Many of you have no doubt heard that VICELAND has launched the first episode of the documentary series GAYCATION, where Ellen Page and Ian Daniel embark on a journey to learn about and explore LGBT culture in different countries. In the first episode, GAYCATION Japan, the hosts bar crawled through Ni-Chome, interviewed individuals working for a more accepting Japan, and learned first-hand the struggles of LGBT people here.
I have to be honest, having been scarred by the poor representation and understanding of the Japanese LGBT community in circles abroad, I feared that the program could potentially fall into the same tired stereotypes repeated time and time again, such as but not limited to:
“A lot of samurai practiced wakashudo, so it’s always been accepted”
“Japan isn’t a Christian nation, so there’s no homophobia”
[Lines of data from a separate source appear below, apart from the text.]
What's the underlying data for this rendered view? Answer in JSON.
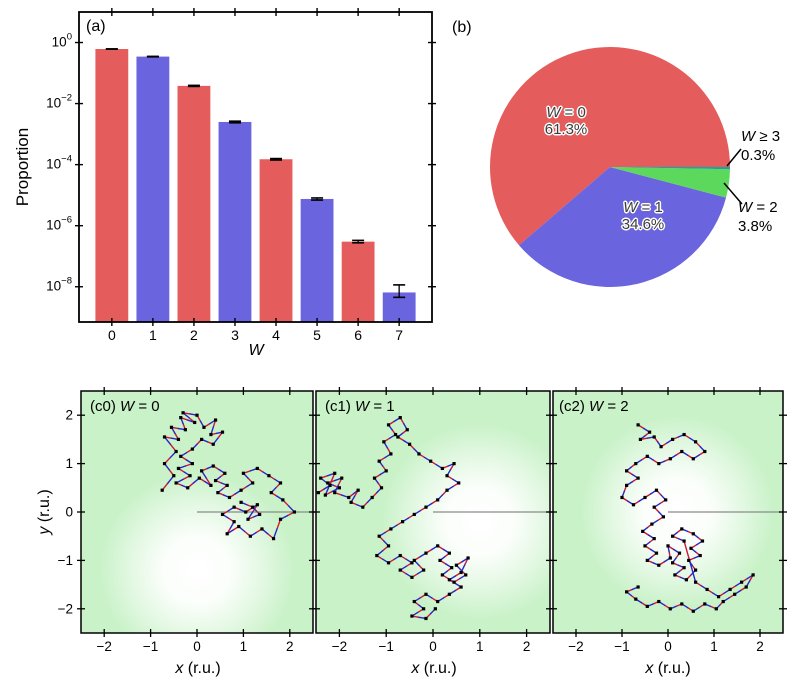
{
  "labels": {
    "panel_a": "(a)",
    "panel_b": "(b)",
    "proportion_ylabel": "Proportion",
    "w_xlabel": "W",
    "x_var": "x",
    "x_unit": " (r.u.)",
    "y_var": "y",
    "y_unit": " (r.u.)"
  },
  "pie_labels": {
    "w0": {
      "var": "W",
      "rest": " = 0",
      "pct": "61.3%"
    },
    "w1": {
      "var": "W",
      "rest": " = 1",
      "pct": "34.6%"
    },
    "w2": {
      "var": "W",
      "rest": " = 2",
      "pct": "3.8%"
    },
    "w3": {
      "var": "W",
      "rest": " ≥ 3",
      "pct": "0.3%"
    }
  },
  "panel_c_titles": [
    {
      "prefix": "(c0)",
      "var": "W",
      "rest": " = 0"
    },
    {
      "prefix": "(c1)",
      "var": "W",
      "rest": " = 1"
    },
    {
      "prefix": "(c2)",
      "var": "W",
      "rest": " = 2"
    }
  ],
  "colors": {
    "bar_red": "#e45c5c",
    "bar_blue": "#6a64de",
    "pie_green": "#5cd85c",
    "pie_teal": "#18a5a0",
    "panel_c_bg": "#c9f2c8",
    "traj_red": "#cc1733",
    "traj_blue": "#2626cc",
    "ref_line_gray": "#8a8a8a",
    "axis_black": "#000000"
  },
  "chart_data": [
    {
      "type": "bar",
      "panel": "a",
      "title": "(a)",
      "xlabel": "W",
      "ylabel": "Proportion",
      "yscale": "log",
      "categories": [
        "0",
        "1",
        "2",
        "3",
        "4",
        "5",
        "6",
        "7"
      ],
      "values": [
        0.613,
        0.346,
        0.038,
        0.0025,
        0.00015,
        7.5e-06,
        3e-07,
        6.5e-09
      ],
      "err_lo": [
        0.605,
        0.34,
        0.0365,
        0.00235,
        0.000142,
        6.9e-06,
        2.75e-07,
        4.5e-09
      ],
      "err_hi": [
        0.62,
        0.352,
        0.0395,
        0.00265,
        0.000158,
        8.1e-06,
        3.3e-07,
        1.15e-08
      ],
      "bar_width": 0.8,
      "xlim": [
        -0.8,
        7.8
      ],
      "ylim": [
        7e-10,
        10
      ],
      "ytick_exponents": [
        0,
        -2,
        -4,
        -6,
        -8
      ],
      "grid": false
    },
    {
      "type": "pie",
      "panel": "b",
      "title": "(b)",
      "startangle": 0,
      "counterclock": true,
      "slices": [
        {
          "label": "W = 0",
          "pct": 61.3,
          "color": "#e45c5c",
          "label_position": "inside"
        },
        {
          "label": "W = 1",
          "pct": 34.6,
          "color": "#6a64de",
          "label_position": "inside"
        },
        {
          "label": "W = 2",
          "pct": 3.8,
          "color": "#5cd85c",
          "label_position": "outside"
        },
        {
          "label": "W ≥ 3",
          "pct": 0.3,
          "color": "#18a5a0",
          "label_position": "outside"
        }
      ]
    },
    {
      "type": "line",
      "panel": "c0",
      "title": "(c0) W = 0",
      "xlabel": "x (r.u.)",
      "ylabel": "y (r.u.)",
      "xlim": [
        -2.5,
        2.5
      ],
      "ylim": [
        -2.5,
        2.5
      ],
      "xticks": [
        "−2",
        "−1",
        "0",
        "1",
        "2"
      ],
      "yticks": [
        "2",
        "1",
        "0",
        "−1",
        "−2"
      ],
      "glow_center": [
        0.0,
        -1.2
      ],
      "glow_radius": 2.1,
      "ref_line": {
        "from": [
          0,
          0
        ],
        "to": [
          2.5,
          0
        ]
      },
      "points": [
        [
          -0.75,
          0.45
        ],
        [
          -0.5,
          0.75
        ],
        [
          -0.7,
          1.0
        ],
        [
          -0.45,
          1.25
        ],
        [
          -0.7,
          1.55
        ],
        [
          -0.4,
          1.5
        ],
        [
          -0.55,
          1.75
        ],
        [
          -0.25,
          1.7
        ],
        [
          -0.35,
          1.95
        ],
        [
          -0.05,
          1.85
        ],
        [
          -0.3,
          2.05
        ],
        [
          0.0,
          2.0
        ],
        [
          0.15,
          1.75
        ],
        [
          0.4,
          1.9
        ],
        [
          0.3,
          1.6
        ],
        [
          0.55,
          1.65
        ],
        [
          0.35,
          1.4
        ],
        [
          0.1,
          1.5
        ],
        [
          -0.1,
          1.3
        ],
        [
          -0.35,
          1.15
        ],
        [
          -0.1,
          1.0
        ],
        [
          -0.4,
          0.9
        ],
        [
          -0.15,
          0.75
        ],
        [
          -0.45,
          0.6
        ],
        [
          -0.2,
          0.5
        ],
        [
          0.05,
          0.7
        ],
        [
          0.3,
          0.55
        ],
        [
          0.1,
          0.85
        ],
        [
          0.35,
          0.95
        ],
        [
          0.6,
          0.8
        ],
        [
          0.4,
          0.65
        ],
        [
          0.65,
          0.55
        ],
        [
          0.45,
          0.4
        ],
        [
          0.7,
          0.3
        ],
        [
          0.95,
          0.45
        ],
        [
          1.2,
          0.6
        ],
        [
          1.0,
          0.8
        ],
        [
          1.3,
          0.9
        ],
        [
          1.55,
          0.75
        ],
        [
          1.8,
          0.6
        ],
        [
          1.6,
          0.4
        ],
        [
          1.85,
          0.25
        ],
        [
          2.1,
          0.0
        ],
        [
          1.8,
          -0.15
        ],
        [
          1.65,
          -0.55
        ],
        [
          1.4,
          -0.35
        ],
        [
          1.15,
          -0.5
        ],
        [
          0.9,
          -0.3
        ],
        [
          0.65,
          -0.45
        ],
        [
          0.8,
          -0.2
        ],
        [
          0.55,
          -0.05
        ],
        [
          0.8,
          0.1
        ],
        [
          1.05,
          0.0
        ],
        [
          1.3,
          0.15
        ],
        [
          1.1,
          -0.15
        ],
        [
          1.35,
          -0.05
        ],
        [
          1.2,
          0.1
        ],
        [
          0.95,
          0.2
        ]
      ]
    },
    {
      "type": "line",
      "panel": "c1",
      "title": "(c1) W = 1",
      "xlabel": "x (r.u.)",
      "ylabel": "",
      "xlim": [
        -2.5,
        2.5
      ],
      "ylim": [
        -2.5,
        2.5
      ],
      "xticks": [
        "−2",
        "−1",
        "0",
        "1",
        "2"
      ],
      "yticks": [],
      "glow_center": [
        1.0,
        -0.2
      ],
      "glow_radius": 2.1,
      "ref_line": {
        "from": [
          0,
          0
        ],
        "to": [
          2.5,
          0
        ]
      },
      "points": [
        [
          -2.45,
          0.4
        ],
        [
          -2.2,
          0.55
        ],
        [
          -2.4,
          0.7
        ],
        [
          -2.1,
          0.8
        ],
        [
          -2.3,
          0.35
        ],
        [
          -2.0,
          0.5
        ],
        [
          -2.25,
          0.6
        ],
        [
          -1.95,
          0.7
        ],
        [
          -2.1,
          0.4
        ],
        [
          -1.8,
          0.3
        ],
        [
          -1.6,
          0.45
        ],
        [
          -1.75,
          0.2
        ],
        [
          -1.5,
          0.1
        ],
        [
          -1.3,
          0.3
        ],
        [
          -1.1,
          0.5
        ],
        [
          -1.25,
          0.7
        ],
        [
          -1.0,
          0.85
        ],
        [
          -1.15,
          1.05
        ],
        [
          -0.9,
          1.2
        ],
        [
          -1.05,
          1.45
        ],
        [
          -0.8,
          1.6
        ],
        [
          -0.95,
          1.8
        ],
        [
          -0.7,
          1.95
        ],
        [
          -0.55,
          1.7
        ],
        [
          -0.75,
          1.55
        ],
        [
          -0.5,
          1.4
        ],
        [
          -0.3,
          1.2
        ],
        [
          -0.05,
          1.05
        ],
        [
          0.2,
          0.9
        ],
        [
          0.45,
          1.0
        ],
        [
          0.3,
          0.75
        ],
        [
          0.55,
          0.6
        ],
        [
          0.3,
          0.45
        ],
        [
          0.1,
          0.25
        ],
        [
          -0.15,
          0.1
        ],
        [
          -0.4,
          -0.05
        ],
        [
          -0.65,
          -0.2
        ],
        [
          -0.9,
          -0.35
        ],
        [
          -1.15,
          -0.5
        ],
        [
          -0.95,
          -0.7
        ],
        [
          -1.2,
          -0.9
        ],
        [
          -0.95,
          -1.05
        ],
        [
          -0.7,
          -0.9
        ],
        [
          -0.45,
          -1.05
        ],
        [
          -0.7,
          -1.2
        ],
        [
          -0.45,
          -1.35
        ],
        [
          -0.2,
          -1.2
        ],
        [
          -0.4,
          -1.0
        ],
        [
          -0.15,
          -0.85
        ],
        [
          0.1,
          -0.7
        ],
        [
          0.35,
          -0.85
        ],
        [
          0.15,
          -1.0
        ],
        [
          0.4,
          -1.15
        ],
        [
          0.2,
          -1.3
        ],
        [
          0.45,
          -1.45
        ],
        [
          0.7,
          -1.3
        ],
        [
          0.5,
          -1.1
        ],
        [
          0.75,
          -0.95
        ],
        [
          0.6,
          -1.25
        ],
        [
          0.35,
          -1.4
        ],
        [
          0.6,
          -1.55
        ],
        [
          0.35,
          -1.7
        ],
        [
          0.1,
          -1.85
        ],
        [
          -0.15,
          -1.7
        ],
        [
          -0.4,
          -1.85
        ],
        [
          -0.2,
          -2.0
        ],
        [
          -0.45,
          -2.15
        ],
        [
          -0.15,
          -2.2
        ],
        [
          0.05,
          -2.0
        ]
      ]
    },
    {
      "type": "line",
      "panel": "c2",
      "title": "(c2) W = 2",
      "xlabel": "x (r.u.)",
      "ylabel": "",
      "xlim": [
        -2.5,
        2.5
      ],
      "ylim": [
        -2.5,
        2.5
      ],
      "xticks": [
        "−2",
        "−1",
        "0",
        "1",
        "2"
      ],
      "yticks": [],
      "glow_center": [
        0.2,
        0.0
      ],
      "glow_radius": 2.1,
      "ref_line": {
        "from": [
          0,
          0
        ],
        "to": [
          2.5,
          0
        ]
      },
      "points": [
        [
          -0.65,
          1.8
        ],
        [
          -0.4,
          1.65
        ],
        [
          -0.6,
          1.5
        ],
        [
          -0.3,
          1.55
        ],
        [
          -0.15,
          1.35
        ],
        [
          0.1,
          1.5
        ],
        [
          0.35,
          1.6
        ],
        [
          0.6,
          1.45
        ],
        [
          0.8,
          1.25
        ],
        [
          0.55,
          1.1
        ],
        [
          0.3,
          1.25
        ],
        [
          0.05,
          1.1
        ],
        [
          -0.2,
          1.0
        ],
        [
          -0.45,
          1.15
        ],
        [
          -0.7,
          1.0
        ],
        [
          -0.9,
          0.85
        ],
        [
          -0.65,
          0.7
        ],
        [
          -0.9,
          0.55
        ],
        [
          -1.0,
          0.3
        ],
        [
          -0.75,
          0.15
        ],
        [
          -0.5,
          0.3
        ],
        [
          -0.25,
          0.45
        ],
        [
          -0.05,
          0.25
        ],
        [
          -0.3,
          0.1
        ],
        [
          -0.1,
          -0.1
        ],
        [
          -0.35,
          -0.25
        ],
        [
          -0.55,
          -0.4
        ],
        [
          -0.3,
          -0.55
        ],
        [
          -0.5,
          -0.7
        ],
        [
          -0.25,
          -0.85
        ],
        [
          -0.45,
          -1.0
        ],
        [
          -0.2,
          -1.1
        ],
        [
          0.05,
          -0.95
        ],
        [
          0.0,
          -0.7
        ],
        [
          0.25,
          -0.85
        ],
        [
          0.1,
          -1.05
        ],
        [
          0.35,
          -1.15
        ],
        [
          0.15,
          -1.3
        ],
        [
          0.4,
          -1.4
        ],
        [
          0.6,
          -1.2
        ],
        [
          0.45,
          -1.0
        ],
        [
          0.7,
          -0.9
        ],
        [
          0.5,
          -0.75
        ],
        [
          0.75,
          -0.6
        ],
        [
          0.55,
          -0.45
        ],
        [
          0.3,
          -0.35
        ],
        [
          0.1,
          -0.5
        ],
        [
          0.35,
          -0.6
        ],
        [
          0.6,
          -1.45
        ],
        [
          0.85,
          -1.6
        ],
        [
          1.1,
          -1.75
        ],
        [
          1.35,
          -1.6
        ],
        [
          1.6,
          -1.45
        ],
        [
          1.85,
          -1.3
        ],
        [
          1.7,
          -1.55
        ],
        [
          1.45,
          -1.7
        ],
        [
          1.2,
          -1.85
        ],
        [
          1.05,
          -2.0
        ],
        [
          0.8,
          -1.9
        ],
        [
          0.55,
          -2.05
        ],
        [
          0.3,
          -1.9
        ],
        [
          0.05,
          -2.0
        ],
        [
          -0.2,
          -1.85
        ],
        [
          -0.45,
          -1.95
        ],
        [
          -0.7,
          -1.8
        ],
        [
          -0.9,
          -1.65
        ],
        [
          -0.65,
          -1.55
        ]
      ]
    }
  ]
}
“Japan is the nation that invented yaoi manga, so of course no one cares if you’re gay”
..and so on.
Ready to count the stereotypes, I began watching the episode, only to be impressed by how accurate it turned out to be. Here are some of my favorite parts:
■When the duo hung out with the fujoshi, the program finally put to rest the “but Japan invented yaoi” misunderstanding. “Boy’s Love” comics are made by straight women, for straight women, and are about creating a fetishized fantasy version of gay sex, which has nothing to do with the reality for gay men in Japan. Period.
■When Ellen asked if Satsuki, as a transperson, might feel offended that dressing as a women has become trendy among some straight men in Japan. Satsuki answered that it was “absolutely positive”, and hoped that it lead to the cross-dressing and drag scene becoming bigger. It was nice to see that Satsuki was all for inclusion and saw it as an opportunity to educate others and strengthen the community.
■When the hosts spoke with Mr. X about his “friendship marriage”, where he married a lesbian so that both of them could keep up appearances for the sake of their families and to fit in with Japanese society.
One line that really stuck with me was Mr. X’s response when Ellen asked if he would live an open life if more LGBT rights were granted in Japan: “…I know this is very Japanese of me, but this body doesn’t just belong to me. My actions have many consequences. Even if the world changes drastically, I’ll probably still choose my friendship marriage.”
■”Homophobia is invisible here and we have to fight this silent avoidance” -Assemblywoman Kanako Otsuji
The only thing about the episode that felt out of place was when Ellen and Ian “helped” a young man come out to his mother. It was bad enough that the poor guy had to hire a “rent-a-friend” to to be there as support, but then we had Ellen and Ian, two non-Japanese individuals who can’t speak a lick of Japanese, the cameraman, and I assume a translator was there too. Way to put mom on the spot. The scene was cringeworthy, and felt very “We’re gay foreigners here to teach you a moral lesson.”
I know that it wasn’t meant to feel that way, that the young man invited them to come, and that it’s actually not uncommon in Japan for TV programs to film these kinds of revealing family moments (I remember a certain tarento came out to his mom on a variety program a while back), but part of me feels they might have had a much better conversation without a camera and two nervous non-Japanese people sitting doe-eyed in the corner.
That being said, the program was still wonderfully comprehensive and should prove to be eye opening for those who are unaware of what it’s really like for LGBT people in Japan.
If you haven’t already seen it, check it out!